I was aroused by Thorndyke's voice—calm, business-like, composed:
"Time will show, indeed! But meanwhile we must go warily. And don't be unduly alarmed, Berkeley. Go home, take a good dose of bromide with a little stimulant, and turn in. I am afraid this has been rather a shock to you."
I rose from my chair like one in a dream and held out my hand to Thorndyke; and even in the dim light and in my dazed condition I noticed that his face bore a look that I had never seen before: the look of a granite mask of Fate—grim, stern, inexorable.
My two friends walked with me as far as the gateway at the top of Inner Temple Lane, and as we reached the entry a stranger, coming quickly up the Lane, overtook and passed us. In the glare of the lamp outside the porter's lodge he looked at us quickly over his shoulder, and though he passed on without halt or greeting, I recognised him with a certain dull surprise which I did not understand then and do not understand now. It was Mr. Jellicoe.
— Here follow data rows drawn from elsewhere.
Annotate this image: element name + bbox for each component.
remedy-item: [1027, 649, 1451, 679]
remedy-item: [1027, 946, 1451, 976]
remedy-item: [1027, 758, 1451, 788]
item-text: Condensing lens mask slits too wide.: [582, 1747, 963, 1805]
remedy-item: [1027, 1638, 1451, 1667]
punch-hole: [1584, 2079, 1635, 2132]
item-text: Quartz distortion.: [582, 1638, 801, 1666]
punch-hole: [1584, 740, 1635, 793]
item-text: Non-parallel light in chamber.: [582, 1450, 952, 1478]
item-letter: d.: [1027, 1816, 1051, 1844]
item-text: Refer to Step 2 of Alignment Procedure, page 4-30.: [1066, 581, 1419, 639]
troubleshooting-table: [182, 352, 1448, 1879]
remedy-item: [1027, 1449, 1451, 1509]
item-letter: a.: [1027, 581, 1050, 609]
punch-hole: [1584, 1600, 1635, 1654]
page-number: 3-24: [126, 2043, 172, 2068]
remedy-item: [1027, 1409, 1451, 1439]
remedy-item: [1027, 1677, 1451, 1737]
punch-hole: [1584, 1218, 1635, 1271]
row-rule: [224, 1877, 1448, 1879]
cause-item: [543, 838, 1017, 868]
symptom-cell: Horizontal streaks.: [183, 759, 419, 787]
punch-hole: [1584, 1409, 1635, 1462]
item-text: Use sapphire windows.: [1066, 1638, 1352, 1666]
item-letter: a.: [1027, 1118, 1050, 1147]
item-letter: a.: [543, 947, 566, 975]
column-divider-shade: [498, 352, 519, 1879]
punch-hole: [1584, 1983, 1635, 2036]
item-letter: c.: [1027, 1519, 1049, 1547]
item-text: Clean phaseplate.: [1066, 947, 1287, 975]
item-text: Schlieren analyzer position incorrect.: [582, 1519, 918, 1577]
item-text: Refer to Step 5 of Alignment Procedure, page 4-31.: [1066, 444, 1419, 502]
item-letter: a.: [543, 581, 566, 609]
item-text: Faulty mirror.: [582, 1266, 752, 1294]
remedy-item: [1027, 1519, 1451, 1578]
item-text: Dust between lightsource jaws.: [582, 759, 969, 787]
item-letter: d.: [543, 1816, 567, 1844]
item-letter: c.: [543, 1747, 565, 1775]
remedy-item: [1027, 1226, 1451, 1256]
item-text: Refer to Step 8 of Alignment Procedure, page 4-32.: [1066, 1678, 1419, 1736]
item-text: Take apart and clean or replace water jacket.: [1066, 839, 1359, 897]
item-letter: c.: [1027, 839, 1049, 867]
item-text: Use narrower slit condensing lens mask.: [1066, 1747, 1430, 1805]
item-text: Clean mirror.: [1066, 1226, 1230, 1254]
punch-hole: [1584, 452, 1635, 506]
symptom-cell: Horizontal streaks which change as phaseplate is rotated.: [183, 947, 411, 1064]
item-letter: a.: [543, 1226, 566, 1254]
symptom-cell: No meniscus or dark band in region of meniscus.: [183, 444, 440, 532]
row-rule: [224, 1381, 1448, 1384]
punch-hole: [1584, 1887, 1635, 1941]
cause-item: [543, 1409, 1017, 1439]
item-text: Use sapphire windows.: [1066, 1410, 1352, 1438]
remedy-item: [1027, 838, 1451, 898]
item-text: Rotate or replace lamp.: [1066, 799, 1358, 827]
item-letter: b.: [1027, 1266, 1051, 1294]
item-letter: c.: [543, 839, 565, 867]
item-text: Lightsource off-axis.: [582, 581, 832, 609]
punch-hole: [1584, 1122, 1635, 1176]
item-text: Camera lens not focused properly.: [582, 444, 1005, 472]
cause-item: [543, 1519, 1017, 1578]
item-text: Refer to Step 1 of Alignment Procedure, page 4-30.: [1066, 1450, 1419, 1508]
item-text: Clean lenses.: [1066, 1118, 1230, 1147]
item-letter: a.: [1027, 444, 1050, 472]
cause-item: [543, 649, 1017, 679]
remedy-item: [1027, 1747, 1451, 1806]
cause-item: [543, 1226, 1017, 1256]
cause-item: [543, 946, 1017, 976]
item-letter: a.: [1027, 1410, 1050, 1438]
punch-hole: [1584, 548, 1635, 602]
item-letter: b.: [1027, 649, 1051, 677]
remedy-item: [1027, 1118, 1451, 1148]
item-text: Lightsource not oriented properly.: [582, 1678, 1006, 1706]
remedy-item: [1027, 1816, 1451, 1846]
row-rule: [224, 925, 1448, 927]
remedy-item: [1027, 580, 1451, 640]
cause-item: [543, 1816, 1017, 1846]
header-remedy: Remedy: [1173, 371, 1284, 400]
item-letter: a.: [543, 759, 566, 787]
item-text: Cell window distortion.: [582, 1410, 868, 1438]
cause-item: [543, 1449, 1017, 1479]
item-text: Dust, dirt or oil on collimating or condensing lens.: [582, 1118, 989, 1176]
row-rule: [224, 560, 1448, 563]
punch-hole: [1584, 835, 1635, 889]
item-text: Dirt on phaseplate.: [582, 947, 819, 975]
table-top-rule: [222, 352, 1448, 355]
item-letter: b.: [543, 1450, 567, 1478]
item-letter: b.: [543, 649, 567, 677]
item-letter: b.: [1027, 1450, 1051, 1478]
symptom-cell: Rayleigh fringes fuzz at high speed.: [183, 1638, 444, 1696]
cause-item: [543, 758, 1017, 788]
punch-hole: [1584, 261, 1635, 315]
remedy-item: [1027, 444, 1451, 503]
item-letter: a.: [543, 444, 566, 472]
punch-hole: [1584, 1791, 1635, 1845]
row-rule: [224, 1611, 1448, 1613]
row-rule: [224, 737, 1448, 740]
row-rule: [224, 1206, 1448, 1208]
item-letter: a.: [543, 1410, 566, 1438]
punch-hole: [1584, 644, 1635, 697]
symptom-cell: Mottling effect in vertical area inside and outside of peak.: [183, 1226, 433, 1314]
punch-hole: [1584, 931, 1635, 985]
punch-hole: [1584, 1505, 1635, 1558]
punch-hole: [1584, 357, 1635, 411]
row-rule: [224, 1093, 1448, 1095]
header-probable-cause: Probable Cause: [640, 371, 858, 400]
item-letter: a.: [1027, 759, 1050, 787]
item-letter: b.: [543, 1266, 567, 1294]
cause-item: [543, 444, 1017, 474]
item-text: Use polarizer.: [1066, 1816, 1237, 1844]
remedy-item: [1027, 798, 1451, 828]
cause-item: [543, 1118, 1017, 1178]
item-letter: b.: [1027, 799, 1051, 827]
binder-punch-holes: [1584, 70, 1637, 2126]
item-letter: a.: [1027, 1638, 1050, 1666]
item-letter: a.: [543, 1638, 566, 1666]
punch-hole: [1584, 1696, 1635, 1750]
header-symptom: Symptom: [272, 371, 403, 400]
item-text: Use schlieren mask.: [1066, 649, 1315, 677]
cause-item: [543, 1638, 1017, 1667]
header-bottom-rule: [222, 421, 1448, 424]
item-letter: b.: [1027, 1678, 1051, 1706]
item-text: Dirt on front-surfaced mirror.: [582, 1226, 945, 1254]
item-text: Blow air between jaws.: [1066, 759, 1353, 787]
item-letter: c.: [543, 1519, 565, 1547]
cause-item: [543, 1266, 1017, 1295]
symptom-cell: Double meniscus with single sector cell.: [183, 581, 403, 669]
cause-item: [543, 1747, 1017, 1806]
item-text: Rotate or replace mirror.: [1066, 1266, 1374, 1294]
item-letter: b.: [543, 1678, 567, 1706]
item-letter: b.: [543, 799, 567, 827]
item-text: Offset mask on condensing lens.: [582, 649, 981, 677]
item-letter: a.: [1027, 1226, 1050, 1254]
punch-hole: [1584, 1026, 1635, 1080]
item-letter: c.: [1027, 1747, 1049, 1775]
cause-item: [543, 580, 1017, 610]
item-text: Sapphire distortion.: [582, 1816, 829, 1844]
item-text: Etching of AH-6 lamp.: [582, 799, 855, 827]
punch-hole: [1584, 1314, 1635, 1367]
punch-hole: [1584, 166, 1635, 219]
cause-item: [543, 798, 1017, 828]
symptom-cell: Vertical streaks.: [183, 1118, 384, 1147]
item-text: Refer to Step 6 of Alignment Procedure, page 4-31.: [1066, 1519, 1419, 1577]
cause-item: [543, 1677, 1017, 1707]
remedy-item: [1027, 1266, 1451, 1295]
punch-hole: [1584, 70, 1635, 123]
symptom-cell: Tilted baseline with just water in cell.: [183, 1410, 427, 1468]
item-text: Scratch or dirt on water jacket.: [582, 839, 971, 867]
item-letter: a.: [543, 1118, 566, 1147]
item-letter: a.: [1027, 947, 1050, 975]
I shook hands once more with my friends and strode out into Fleet Street, but as soon as I was outside the gate I made direct for Nevill's Court. What was in my mind I do not know; only that some instinct of protection led me there, where my lady lay unconscious of the hideous menace that hung over her. At the entrance to the court a tall, powerful man was lounging against the wall, and he seemed to look at me curiously as I passed; but I hardly noticed him and strode forward into the narrow passage. By the shabby gateway of the house I halted and looked up at such of the windows as I could see over the wall. They were all dark. All the inmates, then, were in bed. Vaguely comforted by this, I walked on to the New Street end of the court and looked out. Here, too, a man—a tall, thick-set man—was loitering; and, as he looked inquisitively into my face, I turned and reentered the court, slowly retracing my steps. As I again reached the gate of the house I stopped to look up once more at the windows, and turning, I found the man whom I had last noticed close behind me. Then, in a flash of dreadful comprehension, I understood. These two men were plain-clothes policemen.